Without big name home stars such as Adam Scott in the Australian PGA and Louis Oosthuizen in the Alfred Dunhill, these events would be in danger of slipping out of existence entirely. Quite why the European Tour co-sanctions these events is unclear to me, but perhaps it’s a way of enticing the top up-and-coming players on these tours into the European Tour.

However, the European Tour itself has become little more than a stepping stone for those who have the quality to play and compete on the PGA Tour. Of the 11 non-Europeans to qualify for the DP World Tour Final last year, only Oosthuizen and Patrick Reed held cards to play on the PGA Tour.

For most graduates from the southern hemisphere, as soon as they earn their PGA credentials, they are gone. And who can blame them. Much like the bright lights of Hollywood, the glitz and glamour of the PGA Tour proves too much to resist for players with big talent and bigger dreams. And it’s a problem that extends to home-grown talent as well.
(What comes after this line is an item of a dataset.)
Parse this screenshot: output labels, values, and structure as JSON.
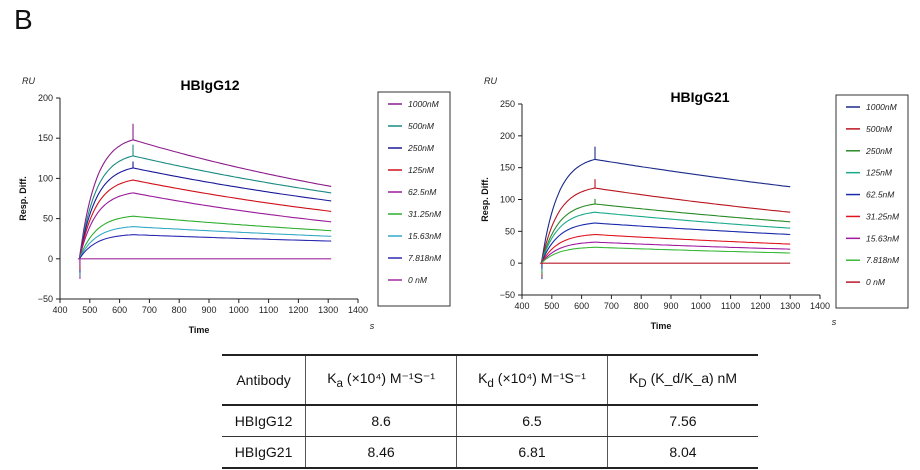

When the Rolex series was conceptualised, it’s hard to imagine that Keith Pelley and the luxury Swiss watch manufacturers didn’t expect to have names like McIlroy, Rose, Stenson, Garcia, Poulter and Kaymer featuring frequently throughout the series. Instead, for Europe’s big guns, it’s been a case of playing the majors and WGCs – which are co-sanctioned with the PGA Tour – and the bare minimum of additional events to meet the European Tour’s membership requirements.

The cold realisation facing Keith Pelley and Rolex is that the European Tour have now thrown 21 lavish parties, and in many cases, the intended guests of honour haven’t answered the invitation. Money, they have discovered, is not enough.

With $7 million dollars on offer, 15 of the top 70 decided not to bother going to Turkey for the first of three season ending events. A similar number declined to make the trip to Sun City the following week with $7.5 million on the table, of which the winner’s cut was $2.5 million.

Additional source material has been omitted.